RNNs are built on the recursive formula, where the new state is a function of the old state and the input. And, RNNs excel for handling time series data.
However, when it comes to training these networks, few challenges surface.
The Need To Revisit And Revamp RNNs
Though RNNs have become immensely popular with the NLP tasks, their reputation of succumbing to exploding and vanishing gradients have put them in the back seat.
The main difficulty arises as error signal back-propagated through time (BPTT) suffers from exponential growth or decay, a dilemma commonly referred to as exploding or vanishing gradient.
The exploding gradients problem refers to the large increase in the norm of the gradient during training. Such events are caused by the explosion of the long term components, which can grow exponentially more than short term ones.
Modelling complex temporal dependencies in sequential data using RNNs, especially the long-term dependencies, remains an open challenge.
Gated variants of RNNs, such as long short-term memory (LSTM) networks and gated recurrent units (GRU) were introduced to alleviate these issues.
Identity and orthogonal initialization is another proposed solution to the exploding or vanishing gradient problem of Deep Neural Networks.
However, some of these approaches come with significant computational overhead and reportedly hinder representation power of these models. Moreover, orthogonal weight matrices alone do not prevent exploding and vanishing gradients, due to the nonlinear nature of deep neural networks.
In order to address the drawbacks of recurrent neural networks, a new framework of neural networks and their connection between ordinary differential equations(ODE) has been exploited to introduce AntisymmetricRNN. By exploiting the underlying differential equation, the researchers at Google Brain try to capture long-term dependencies.
In numerical analysis, stability theory addresses the stability of solutions of ODEs under small perturbations of initial conditions.
An ODE solution is stable if the long-term behaviour of the system does not depend significantly on the initial conditions.
The performance of the proposed antisymmetric networks is evaluated on four image classification tasks with long-range dependencies.
The classification is done by feeding pixels of the images as a sequence to RNNs and sending the last hidden state of the RNNs into a fully-connected layer and a softmax function.
Cross-entropy loss and stochastic gradient descent(SGD) with momentum and Adagrad as optimizers are used here. In this work, the authors try to draw connections between RNNs and the ordinary differential equation theory and design new recurrent architectures by discretizing ODEs.
This new view opens up possibilities to exploit the computational and theoretical success from dynamical systems to understand and improve the trainability of RNNs.
AntisymmetricRNN is a discretization of ODEs. Besides its appealing theoretical properties, this model have competitive performance over strong recurrent baselines on a comprehensive set of benchmark tasks.

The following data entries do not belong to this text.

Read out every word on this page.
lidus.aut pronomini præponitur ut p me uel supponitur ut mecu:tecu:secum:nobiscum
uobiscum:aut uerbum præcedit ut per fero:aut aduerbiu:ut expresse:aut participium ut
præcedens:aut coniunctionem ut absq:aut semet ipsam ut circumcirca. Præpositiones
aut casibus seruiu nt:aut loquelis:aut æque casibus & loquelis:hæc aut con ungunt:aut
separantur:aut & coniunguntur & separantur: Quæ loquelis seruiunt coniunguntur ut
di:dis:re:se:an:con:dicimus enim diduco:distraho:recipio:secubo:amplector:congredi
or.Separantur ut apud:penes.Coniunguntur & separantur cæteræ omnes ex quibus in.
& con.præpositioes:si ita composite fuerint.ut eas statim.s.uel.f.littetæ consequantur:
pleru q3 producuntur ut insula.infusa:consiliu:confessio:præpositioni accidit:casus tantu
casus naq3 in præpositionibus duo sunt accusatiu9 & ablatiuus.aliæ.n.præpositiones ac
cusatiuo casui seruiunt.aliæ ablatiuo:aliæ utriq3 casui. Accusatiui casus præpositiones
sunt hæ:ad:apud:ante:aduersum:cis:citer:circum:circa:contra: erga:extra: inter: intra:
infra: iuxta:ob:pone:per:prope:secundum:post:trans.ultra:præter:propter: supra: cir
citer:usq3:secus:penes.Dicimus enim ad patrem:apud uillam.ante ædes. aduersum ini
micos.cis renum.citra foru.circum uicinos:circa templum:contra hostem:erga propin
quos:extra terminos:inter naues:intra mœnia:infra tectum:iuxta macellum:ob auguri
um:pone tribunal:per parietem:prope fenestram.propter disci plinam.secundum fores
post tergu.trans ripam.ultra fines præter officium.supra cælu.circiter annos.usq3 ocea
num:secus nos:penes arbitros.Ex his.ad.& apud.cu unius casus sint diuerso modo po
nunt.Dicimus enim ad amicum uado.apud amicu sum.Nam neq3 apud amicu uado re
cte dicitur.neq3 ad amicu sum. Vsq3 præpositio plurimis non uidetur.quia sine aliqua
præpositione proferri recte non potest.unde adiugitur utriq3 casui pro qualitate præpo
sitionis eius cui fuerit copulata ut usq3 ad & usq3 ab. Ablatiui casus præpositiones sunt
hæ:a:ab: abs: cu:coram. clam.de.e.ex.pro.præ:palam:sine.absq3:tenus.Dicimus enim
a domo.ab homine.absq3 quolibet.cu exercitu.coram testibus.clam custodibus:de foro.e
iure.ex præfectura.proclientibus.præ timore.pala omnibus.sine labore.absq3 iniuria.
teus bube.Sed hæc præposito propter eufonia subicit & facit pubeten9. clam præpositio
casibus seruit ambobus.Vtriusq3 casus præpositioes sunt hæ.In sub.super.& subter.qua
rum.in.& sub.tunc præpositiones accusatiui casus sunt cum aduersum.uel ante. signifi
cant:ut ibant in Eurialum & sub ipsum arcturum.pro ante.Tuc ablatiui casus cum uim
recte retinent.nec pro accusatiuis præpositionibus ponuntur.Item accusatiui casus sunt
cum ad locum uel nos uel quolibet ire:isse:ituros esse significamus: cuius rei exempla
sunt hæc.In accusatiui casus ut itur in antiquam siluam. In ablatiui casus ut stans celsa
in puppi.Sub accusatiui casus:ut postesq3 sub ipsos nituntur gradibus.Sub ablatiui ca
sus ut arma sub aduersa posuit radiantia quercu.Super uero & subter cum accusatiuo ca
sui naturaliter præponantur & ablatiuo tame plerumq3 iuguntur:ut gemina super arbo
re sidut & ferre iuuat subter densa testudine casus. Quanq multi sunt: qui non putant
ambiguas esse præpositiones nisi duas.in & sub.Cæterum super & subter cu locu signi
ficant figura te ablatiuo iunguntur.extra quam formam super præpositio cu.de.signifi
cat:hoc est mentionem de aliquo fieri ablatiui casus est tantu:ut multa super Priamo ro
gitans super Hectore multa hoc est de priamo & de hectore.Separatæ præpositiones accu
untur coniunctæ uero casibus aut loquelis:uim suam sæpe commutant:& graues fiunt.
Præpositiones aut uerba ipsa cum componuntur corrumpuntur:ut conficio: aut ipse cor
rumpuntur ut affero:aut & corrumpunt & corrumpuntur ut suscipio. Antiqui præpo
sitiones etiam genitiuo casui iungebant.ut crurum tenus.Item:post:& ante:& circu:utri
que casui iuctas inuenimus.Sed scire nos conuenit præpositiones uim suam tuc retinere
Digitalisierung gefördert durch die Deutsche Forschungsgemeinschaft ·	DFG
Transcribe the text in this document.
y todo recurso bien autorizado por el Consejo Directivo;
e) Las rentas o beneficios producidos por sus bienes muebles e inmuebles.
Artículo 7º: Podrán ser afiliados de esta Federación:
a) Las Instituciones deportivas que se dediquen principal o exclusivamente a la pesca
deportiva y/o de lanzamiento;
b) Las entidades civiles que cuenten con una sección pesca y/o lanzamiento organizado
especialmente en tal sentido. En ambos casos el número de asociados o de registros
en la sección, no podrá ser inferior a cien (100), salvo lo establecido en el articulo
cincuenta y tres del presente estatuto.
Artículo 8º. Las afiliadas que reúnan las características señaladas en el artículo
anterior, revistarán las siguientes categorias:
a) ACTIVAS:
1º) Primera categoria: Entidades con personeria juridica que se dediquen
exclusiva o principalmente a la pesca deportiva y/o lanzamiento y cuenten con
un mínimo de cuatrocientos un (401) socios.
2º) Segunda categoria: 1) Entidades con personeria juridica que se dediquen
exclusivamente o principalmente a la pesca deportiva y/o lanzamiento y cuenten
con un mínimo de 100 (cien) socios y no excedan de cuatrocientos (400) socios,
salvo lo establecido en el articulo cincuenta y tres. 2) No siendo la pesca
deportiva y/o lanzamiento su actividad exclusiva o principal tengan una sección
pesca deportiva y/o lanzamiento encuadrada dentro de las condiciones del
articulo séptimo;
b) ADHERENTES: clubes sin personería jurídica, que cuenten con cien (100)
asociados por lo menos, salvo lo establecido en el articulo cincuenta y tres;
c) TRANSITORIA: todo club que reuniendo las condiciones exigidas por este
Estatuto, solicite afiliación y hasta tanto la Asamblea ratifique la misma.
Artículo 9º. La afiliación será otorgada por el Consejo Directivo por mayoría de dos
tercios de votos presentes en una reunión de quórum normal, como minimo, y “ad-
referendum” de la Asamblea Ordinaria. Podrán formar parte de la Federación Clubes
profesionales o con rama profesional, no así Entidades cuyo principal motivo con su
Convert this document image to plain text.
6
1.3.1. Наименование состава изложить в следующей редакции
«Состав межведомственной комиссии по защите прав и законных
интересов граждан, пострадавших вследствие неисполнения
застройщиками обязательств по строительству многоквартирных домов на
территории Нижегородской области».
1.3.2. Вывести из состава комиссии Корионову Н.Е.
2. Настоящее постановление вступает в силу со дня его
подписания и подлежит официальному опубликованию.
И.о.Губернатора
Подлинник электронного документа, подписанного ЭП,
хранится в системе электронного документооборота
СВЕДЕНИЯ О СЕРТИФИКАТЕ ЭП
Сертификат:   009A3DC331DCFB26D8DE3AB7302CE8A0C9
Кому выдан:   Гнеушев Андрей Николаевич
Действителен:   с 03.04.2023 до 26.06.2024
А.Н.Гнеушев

- Existing approaches to improving RNN trainability often incur significant computation overhead. In comparison, AntisymmetricRNN achieves the same goal by design.
- AntisymmetricRNN exhibits much more predictable dynamics.
- It outperforms regular LSTM models on tasks requiring long-term memory and matches the performance on tasks where short-term dependencies dominate despite being much simpler.
By establishing a link between recurrent networks and ordinary differential equations, the authors believe that this work will inspire future research. For example, one such aspect of work can be dedicated towards exploring other stable ordinary differential equations and numerical methods that might lead to novel and well-conditioned recurrent architectures.